Foi
no cair da tarde de sexta-feira, quando encerrei minha semana de trabalho e
decidi aproveitar o restinho de sol para dar uma caminhada pelo bairro,
seguindo o exemplo e as recomendações de meu cardiologista, que é um ser
caminhante. Caminha ele, caminho eu. Não fuma ele, não fumo eu. Não é bobo ele,
tampouco eu.
Pois
calcei o par de tênis e larguei-me pelas calçadas das cercanias, determinado a
empreender pelo menos aqueles 50 minutos de caminhada ininterrupta que, dizem,
é o suficiente para ativar não sei o que e proporcionar não lembro quais ganhos
à minha saúde. Não preciso saber de cor nada disso. Basta-me saber que é
saudável e me boto então a caminhar, desde que, óbvio, atente nas esquinas e
nos cruzamentos ao cruzar ensandecido dos veículos que, eles sim, são
deletérios à saúde de qualquer caminhante, caso se dê o infortúnio de colherem
algum deles no meio da rua, ocasião em que vai para a cucuia o fato de ser ou
não fumante, cuidar ou não da alimentação, beber moderada ou desregradamente,
seguir ou não as orientações do médico, frequentar a missa aos domingos, não
dizer palavrões, essas coisas todas.
Cuidando,
então, nas esquinas, para atravessar as ruas, fui-me, lépido e fagueiro,
caminhar pelas redondezas naquele final de tarde de sexta, conforme eu ia
dizendo ali no início da coluninha. Metia um tênis na frente do outro quando
minha atenção foi desviada para uma peixaria que abriu as portas recentemente
nas imediações. “Opa, peixe!
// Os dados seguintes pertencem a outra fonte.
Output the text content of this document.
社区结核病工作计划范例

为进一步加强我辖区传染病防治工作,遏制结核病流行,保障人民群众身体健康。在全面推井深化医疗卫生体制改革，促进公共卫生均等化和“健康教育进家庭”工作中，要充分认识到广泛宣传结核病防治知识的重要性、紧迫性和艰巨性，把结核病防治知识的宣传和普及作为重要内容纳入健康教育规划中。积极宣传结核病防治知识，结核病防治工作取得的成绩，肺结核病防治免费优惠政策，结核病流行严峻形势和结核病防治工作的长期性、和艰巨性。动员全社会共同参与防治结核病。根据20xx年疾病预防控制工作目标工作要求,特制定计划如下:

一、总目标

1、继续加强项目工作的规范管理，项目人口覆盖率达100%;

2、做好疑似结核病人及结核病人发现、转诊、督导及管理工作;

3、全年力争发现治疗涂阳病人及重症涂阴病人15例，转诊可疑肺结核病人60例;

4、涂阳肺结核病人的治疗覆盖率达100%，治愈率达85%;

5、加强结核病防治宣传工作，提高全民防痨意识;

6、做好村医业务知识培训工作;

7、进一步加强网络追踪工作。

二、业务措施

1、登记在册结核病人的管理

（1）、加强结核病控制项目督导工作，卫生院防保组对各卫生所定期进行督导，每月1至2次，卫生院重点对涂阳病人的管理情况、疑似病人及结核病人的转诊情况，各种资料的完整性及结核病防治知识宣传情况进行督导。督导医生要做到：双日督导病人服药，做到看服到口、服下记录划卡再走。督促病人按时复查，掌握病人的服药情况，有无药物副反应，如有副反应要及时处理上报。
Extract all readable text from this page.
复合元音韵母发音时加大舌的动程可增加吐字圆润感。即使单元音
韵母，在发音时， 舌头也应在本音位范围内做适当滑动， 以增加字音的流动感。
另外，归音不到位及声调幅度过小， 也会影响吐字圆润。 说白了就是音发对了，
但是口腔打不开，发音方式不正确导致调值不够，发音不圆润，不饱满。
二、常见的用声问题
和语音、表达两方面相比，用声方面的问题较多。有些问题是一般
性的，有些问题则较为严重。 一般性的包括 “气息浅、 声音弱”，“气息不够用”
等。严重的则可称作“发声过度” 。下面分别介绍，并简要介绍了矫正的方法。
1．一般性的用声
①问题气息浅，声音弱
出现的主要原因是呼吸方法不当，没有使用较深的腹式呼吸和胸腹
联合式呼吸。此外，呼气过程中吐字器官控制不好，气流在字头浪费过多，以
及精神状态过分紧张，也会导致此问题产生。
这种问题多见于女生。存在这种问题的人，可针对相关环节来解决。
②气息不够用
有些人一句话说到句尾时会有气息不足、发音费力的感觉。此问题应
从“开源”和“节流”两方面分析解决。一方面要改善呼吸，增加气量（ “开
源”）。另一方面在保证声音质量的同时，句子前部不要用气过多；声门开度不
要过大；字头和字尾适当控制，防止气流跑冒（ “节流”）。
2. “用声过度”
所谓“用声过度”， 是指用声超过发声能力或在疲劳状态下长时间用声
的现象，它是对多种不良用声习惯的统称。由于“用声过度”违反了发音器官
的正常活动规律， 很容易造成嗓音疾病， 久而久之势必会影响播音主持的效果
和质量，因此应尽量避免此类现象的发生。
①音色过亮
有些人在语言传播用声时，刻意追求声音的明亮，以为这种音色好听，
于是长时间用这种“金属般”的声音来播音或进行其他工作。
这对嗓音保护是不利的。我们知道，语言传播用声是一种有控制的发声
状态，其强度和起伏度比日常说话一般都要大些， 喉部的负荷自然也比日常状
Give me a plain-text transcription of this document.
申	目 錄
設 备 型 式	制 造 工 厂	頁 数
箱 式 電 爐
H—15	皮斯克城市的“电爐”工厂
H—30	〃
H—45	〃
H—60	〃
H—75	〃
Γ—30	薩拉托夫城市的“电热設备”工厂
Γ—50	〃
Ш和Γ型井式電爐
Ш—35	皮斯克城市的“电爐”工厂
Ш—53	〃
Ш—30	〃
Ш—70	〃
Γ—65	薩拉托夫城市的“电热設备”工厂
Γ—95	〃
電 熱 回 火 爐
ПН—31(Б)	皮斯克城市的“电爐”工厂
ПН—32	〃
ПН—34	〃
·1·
Peixe é bom para a saúde e para aumentar meus
índices de não sei bem o quê”, raciocinei, decidindo que, na volta, faria um
pit stop ali e levaria para casa alguma coisa que serviria de janta saudável
para mim e para minha senhora, quando ela retornasse do trabalho.
Na
volta, fiz o previsto. Comprei umas postas de salmão e rumei para casa. No
caminho, de repente, fui atacado por um cachorrinho medíocre que farejou o
cheiro irresistível do peixe e raciocinou que, em acabando com a minha raça
ali, na calçada, garantiria ele próprio o jantar sem maiores incômodos.
Cravou-me os dentes no calcanhar, sem aviso, o irascível, proporcionando-me
minha primeira experiência de mordida de cachorro em 47 longos anos de vida.
Espantei-o
com minha voz de cachorro grande e protegi minha caça, garantindo o sucesso do
jantar, uma vez que, mais do que ao cusco, temia a possível reação da esposa ao
revelar meu fracasso frente à disputa animal que se dava em meio à calçada.
Hoje em dia não se pode mais confiar nem em singelos lulus. E que dificuldade
manter a forma. Acho que vou comprar uma esteira.
(Crônica publicada no jornal Pioneiro em 28 de abril de 2014)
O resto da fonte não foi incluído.